So I've been working on a formula compiler and came across a bug in the order of operations that made
$2 - 2 + 2 = 4$
and have now learned to appreciate order of operations and that subtraction is not commutative.
I found that the same issue occurred with for division, where
$16 / 8 * 2 = 1$
So now I've fixed the issue, and am looking for more test cases.
while I can easily find them of the form
$a ÷ b * c$
where evaluation left-to-right differs from right-to-left, I cannot seem to find an example where
$a * b ÷ c$
is sensitive ltr vs rtl evaluation... likewise for subtraction!
So, I'm starting to suspect that if the operator have the same precedence, then
$a (commutativeop) b (noncommutativeop) c$
is not sensitive to ltr vs rtl, but that
$a (noncommutativeop) b (commutativeop) c$
is.
Have I encountered something fundamental going on here, or am I bad at looking for examples, or is this just a coincidence with division and subtraction?
PS please add appropriate tags
Edit in response to comment.
I misread the question. Original answer below. New discussion, not really an answer to your question. But it may help.

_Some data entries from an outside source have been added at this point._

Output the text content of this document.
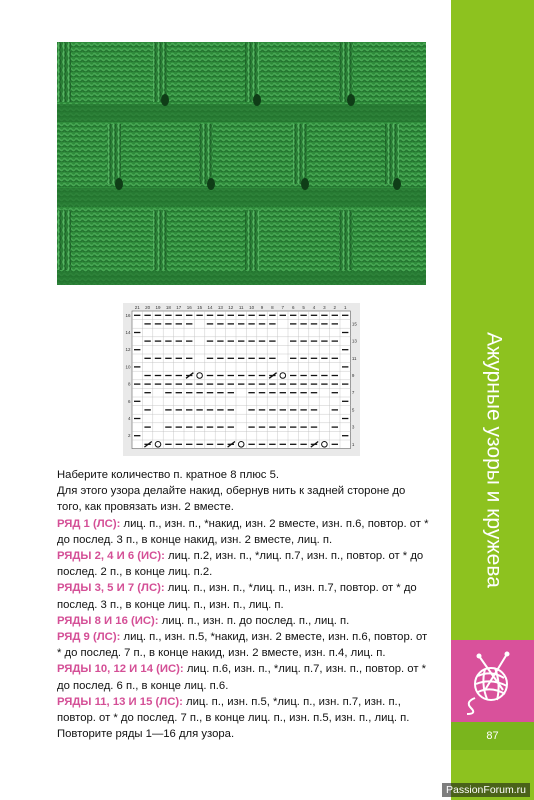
21 20 19 18 17 16 15 14 13 12 11 10 9 8 7 6 5 4 3 2 1
16
14
12
10
8
6
4
2
15
13
11
9
7
5
3
1

Наберите количество п. кратное 8 плюс 5.

Для этого узора делайте накид, обернув нить к задней стороне до того, как провязать изн. 2 вместе.

РЯД 1 (ЛС): лиц. п., изн. п., *накид, изн. 2 вместе, изн. п.6, повтор. от * до послед. 3 п., в конце накид, изн. 2 вместе, лиц. п.

РЯДЫ 2, 4 И 6 (ИС): лиц. п.2, изн. п., *лиц. п.7, изн. п., повтор. от * до послед. 2 п., в конце лиц. п.2.

РЯДЫ 3, 5 И 7 (ЛС): лиц. п., изн. п., *лиц. п., изн. п.7, повтор. от * до послед. 3 п., в конце лиц. п., изн. п., лиц. п.

РЯДЫ 8 И 16 (ИС): лиц. п., изн. п. до послед. п., лиц. п.

РЯД 9 (ЛС): лиц. п., изн. п.5, *накид, изн. 2 вместе, изн. п.6, повтор. от * до послед. 7 п., в конце накид, изн. 2 вместе, изн. п.4, лиц. п.

РЯДЫ 10, 12 И 14 (ИС): лиц. п.6, изн. п., *лиц. п.7, изн. п., повтор. от * до послед. 6 п., в конце лиц. п.6.

РЯДЫ 11, 13 И 15 (ЛС): лиц. п., изн. п.5, *лиц. п., изн. п.7, изн. п., повтор. от * до послед. 7 п., в конце лиц. п., изн. п.5, изн. п., лиц. п.

Повторите ряды 1—16 для узора.

Ажурные узоры и кружева
87
PassionForum.ru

Operator precedence is subtle, and about associativity, not commutativity. The correct mathematical way to think about subtraction is in terms of the additive inverse - that would be the "unary $-$" operator in a computer language. Then $$ a - b + c \quad \text{ is really } \quad a + (-b) + c . $$ Precedence binds the unary $-$ more tightly than $+$. After you've invoked it you have commutative and associative addition.
I think your problem is really about order of operations and hence associativity, not about which operations commute. For example $$ "a\times b-c": (a \times b) -c \ne a \times (b-c) $$ and $$ "a - b \times c": (a - b) \times c \ne a - ( b \times c) $$ It doesn't matter whether the noncommutative subtraction is first or second.